♥ Blogevent ♥ Kartoffelpuffer, Gießkannenwein & die Operette von der Wilden Sau

Kartoffelpuffer5Heute gibt es, als Ouverture des neuen Jahres sozusagen, eine Erinnerung von mir an die Ferien bei meinen Großeltern, die ich mal zu diesem Gericht aufgeschrieben hatte. Darin verpackt ist eine weitere Anekdote meiner Oma, die sie mir beim Kochen erzählt hat. Da meine liebe Omi nun seit einer ganzen Weile im Betreuten Wohnen lebt, geben wir dieses Frühjahr ihr Haus in andere Hände, was für mich einen Abschied von einem Ort voller Erinnerungen bedeutet. Hier kommt eine von ihnen:

Fast jedes Mal, wenn ich als Kind bei meinen Großeltern zu Besuch war, machten meine Oma und ich Kartoffelpuffer, oder „Grumbeerpannekuche“, wie man in der Pfalz dazu sagt. Opa und ich liebten sie und wenn ich sie in der Pfanne mit Hingabe so richtig knusprig und goldbraun gebraten hatte, ging ich tief befriedigt aus der Küche und war beim Essen selig.

Kartoffelpuffer1Wie immer begannen wir damit, dass etwa eine halbe Stange Lauch geputzt und in feine Streifen geschnitten wurde. Während Oma mit ihrem kleinen Messer vor sich hinschnippelte, schlug ich zwei Eier in die orangene Plastikschüssel, die ihrem Muster nach aus den Siebzigern stammt und gab eine gute Prise Salz dazu. Das Ganze würde mit dem Lauch eine Weile ruhen.
„Brauchen wir noch was aus dem Keller? Ich gehe jetzt mal die Kartoffeln und Zwiebeln holen.“ „Eine Flasche Rotwein kannst du noch mitbringen, Opa trinkt ja gerne ein kleines Gläschen zum Essen.“
Tatsächlich konnte man Opas Gläschen Wein nur als medizinische Dosen bezeichnen, denn er trank stets nur 0,1 cl.

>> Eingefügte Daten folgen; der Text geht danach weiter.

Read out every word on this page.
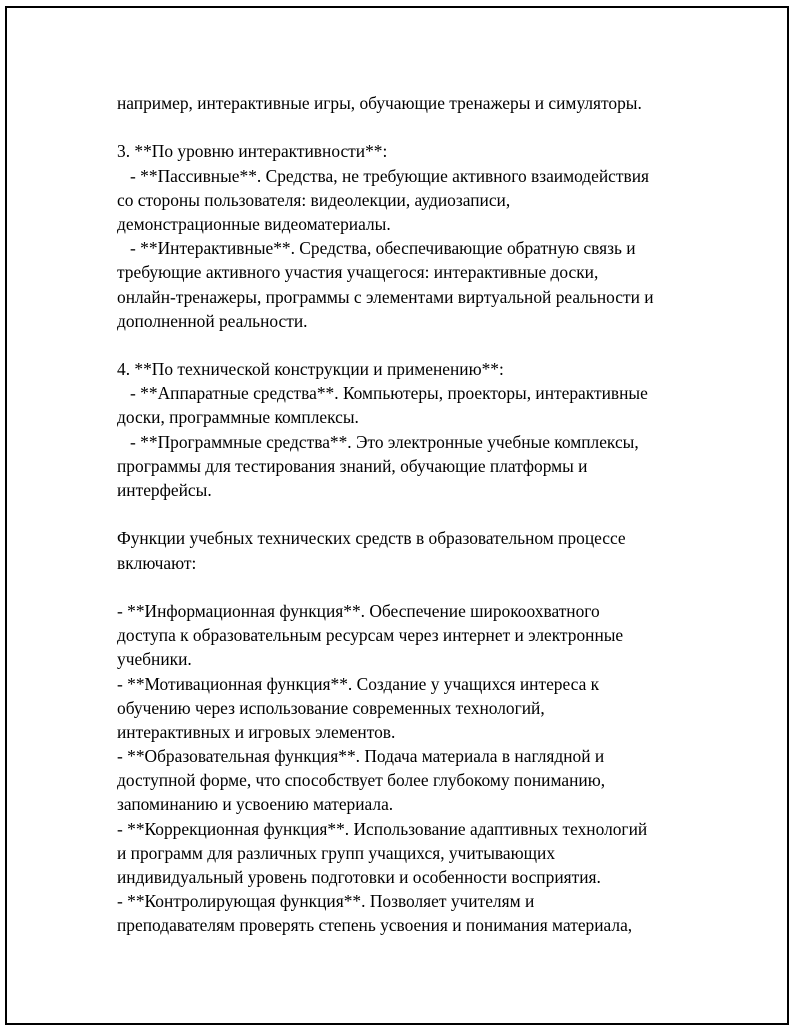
например, интерактивные игры, обучающие тренажеры и симуляторы.
3. **По уровню интерактивности**:
- **Пассивные**. Средства, не требующие активного взаимодействия
со стороны пользователя: видеолекции, аудиозаписи,
демонстрационные видеоматериалы.
- **Интерактивные**. Средства, обеспечивающие обратную связь и
требующие активного участия учащегося: интерактивные доски,
онлайн-тренажеры, программы с элементами виртуальной реальности и
дополненной реальности.
4. **По технической конструкции и применению**:
- **Аппаратные средства**. Компьютеры, проекторы, интерактивные
доски, программные комплексы.
- **Программные средства**. Это электронные учебные комплексы,
программы для тестирования знаний, обучающие платформы и
интерфейсы.
Функции учебных технических средств в образовательном процессе
включают:
- **Информационная функция**. Обеспечение широкоохватного
доступа к образовательным ресурсам через интернет и электронные
учебники.
- **Мотивационная функция**. Создание у учащихся интереса к
обучению через использование современных технологий,
интерактивных и игровых элементов.
- **Образовательная функция**. Подача материала в наглядной и
доступной форме, что способствует более глубокому пониманию,
запоминанию и усвоению материала.
- **Коррекционная функция**. Использование адаптивных технологий
и программ для различных групп учащихся, учитывающих
индивидуальный уровень подготовки и особенности восприятия.
- **Контролирующая функция**. Позволяет учителям и
преподавателям проверять степень усвоения и понимания материала,
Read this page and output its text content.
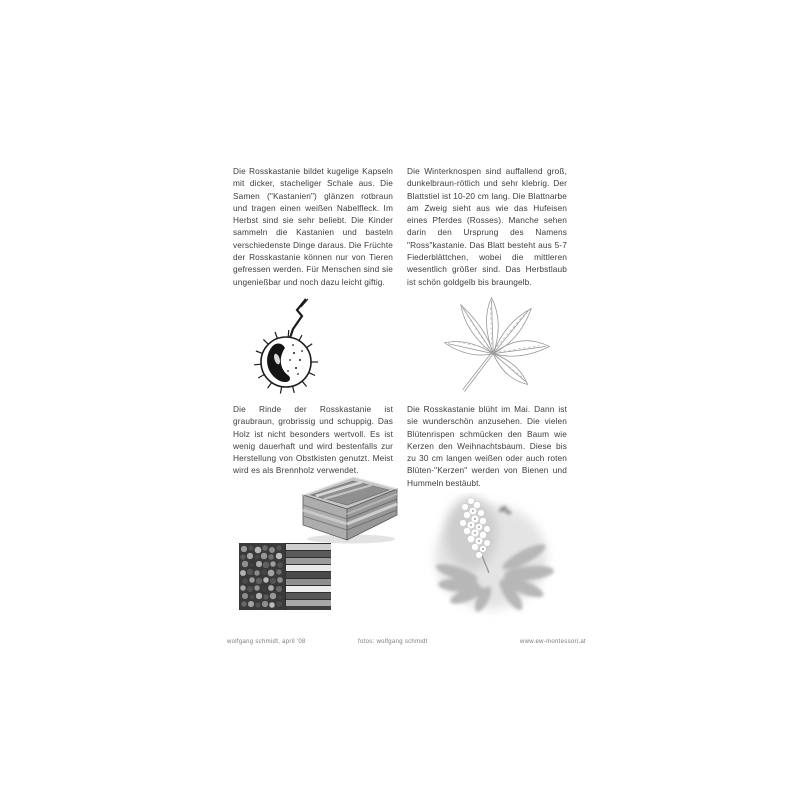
Die Rosskastanie bildet kugelige Kapseln mit dicker, stacheliger Schale aus. Die Samen ("Kastanien") glänzen rotbraun und tragen einen weißen Nabelfleck. Im Herbst sind sie sehr beliebt. Die Kinder sammeln die Kastanien und basteln verschiedenste Dinge daraus. Die Früchte der Rosskastanie können nur von Tieren gefressen werden. Für Menschen sind sie ungenießbar und noch dazu leicht giftig.
Die Winterknospen sind auffallend groß, dunkelbraun-rötlich und sehr klebrig. Der Blattstiel ist 10-20 cm lang. Die Blattnarbe am Zweig sieht aus wie das Hufeisen eines Pferdes (Rosses). Manche sehen darin den Ursprung des Namens "Ross"kastanie. Das Blatt besteht aus 5-7 Fiederblättchen, wobei die mittleren wesentlich größer sind. Das Herbstlaub ist schön goldgelb bis braungelb.
Die Rinde der Rosskastanie ist graubraun, grobrissig und schuppig. Das Holz ist nicht besonders wertvoll. Es ist wenig dauerhaft und wird bestenfalls zur Herstellung von Obstkisten genutzt. Meist wird es als Brennholz verwendet.
Die Rosskastanie blüht im Mai. Dann ist sie wunderschön anzusehen. Die vielen Blütenrispen schmücken den Baum wie Kerzen den Weihnachtsbaum. Diese bis zu 30 cm langen weißen oder auch roten Blüten-"Kerzen" werden von Bienen und Hummeln bestäubt.
wolfgang schmidt, april '08	fotos: wolfgang schmidt	www.ew-montessori.at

Ob er es auch aus medizinischen Gründen tat, weil man ihm früher nach diversen Herzinfarkten gesagt hatte, ein wenig Rotwein täglich sei gut fürs Herz, oder ob er ihn lediglich zu seinem Genuss trank, konnte ich nicht sagen. Fest stand jedoch, dass solch ein Gläschen niemals schaden konnte, dachte ich, als ich die Kellertreppe hinunterstieg.
Der Keller meiner Großeltern war für mich immer eine eigene Welt gewesen. Er bestand wie das Haus auch aus einem langen Flur und es gab neben dem Heizungsraum einen Waschraum mit Waschmaschine, Bügeltisch und einem alten Küchenschrank, in dem allerlei alte Töpfe, ein ausgedientes Service und geheimnisvolle Küchenutensilien lagerten, deren Bedeutung ich als Kind erfragen musste, weil es sie in den Küchen meiner Generation nicht mehr gab. Ich liebte diesen Schrank und stöberte jedes mal darin herum, wenn ich Oma zum Bügeln begleitete. Der dritte Raum war fast leer, nur eine Kiste mit Koffern stand darin und ein altes Trimmdich-Rad, das mein Opa sich aus Gesundheitsgründen angeschafft hatte- und das sicher fast unbenutzt war, auch wenn es mittlerweile wohl 30 Jahre dort sein Dasein fristete. Mein Ziel war der vierte Raum, der Trockenraum, in dem an mehreren den Raum überspannenden Leinen Wäsche aufgehängt wurde und wo Vorräte wie Kartoffeln, Zwiebeln und Eingemachtes lagerten. Dort suchte ich ein paar schöne große Kartoffeln aus dem kleinen Holzverschlag neben der Tür, der aussah wie ein grober Holzkomposter und wo man neu gekaufte Säcke einfach hineinkippen konnte. In der anderen Ecke suchte ich eine dicke Zwiebel und einen Rotwein aus und überflog kurz die Gläser im Regal, um zu prüfen, ob wir Obst kaufen mussten. Es war noch genügend von allem da, was mich mit Befriedigung erfüllte.
Bei den Großeltern zu sein war für mich stets gleichbedeutend mit Überfluss gewesen. Wie es sich gehörte, gab es hier immer genügend Süßigkeiten, leckere gekochte Sachen, die ich zu Hause nie bekam und meist wurde mir all das auch noch liebevoll von meiner Oma gebracht, ohne dass ich einen Finger rühren musste, was ich manchmal schon fast als unangenehm empfand, selbstständig wie ich eigentlich war. Andererseits hatte ich hier jedoch schon seit ich denken konnte ganz selbstverständlich im Haushalt mitgeholfen und ich liebte es, mit Oma zu kochen, die Betten zu machen und im Keller die Wäsche auf- und abzuhängen und danach zu bügeln. Bei ihr hatten all diese häuslichen Aufgaben einen besonderen Reiz und teilweise haftete ihnen, wohl aufgrund der Umgebung in dem Bungalow der sechziger Jahre und seiner entsprechenden Einrichtung, ein Hauch von Zeitreise an.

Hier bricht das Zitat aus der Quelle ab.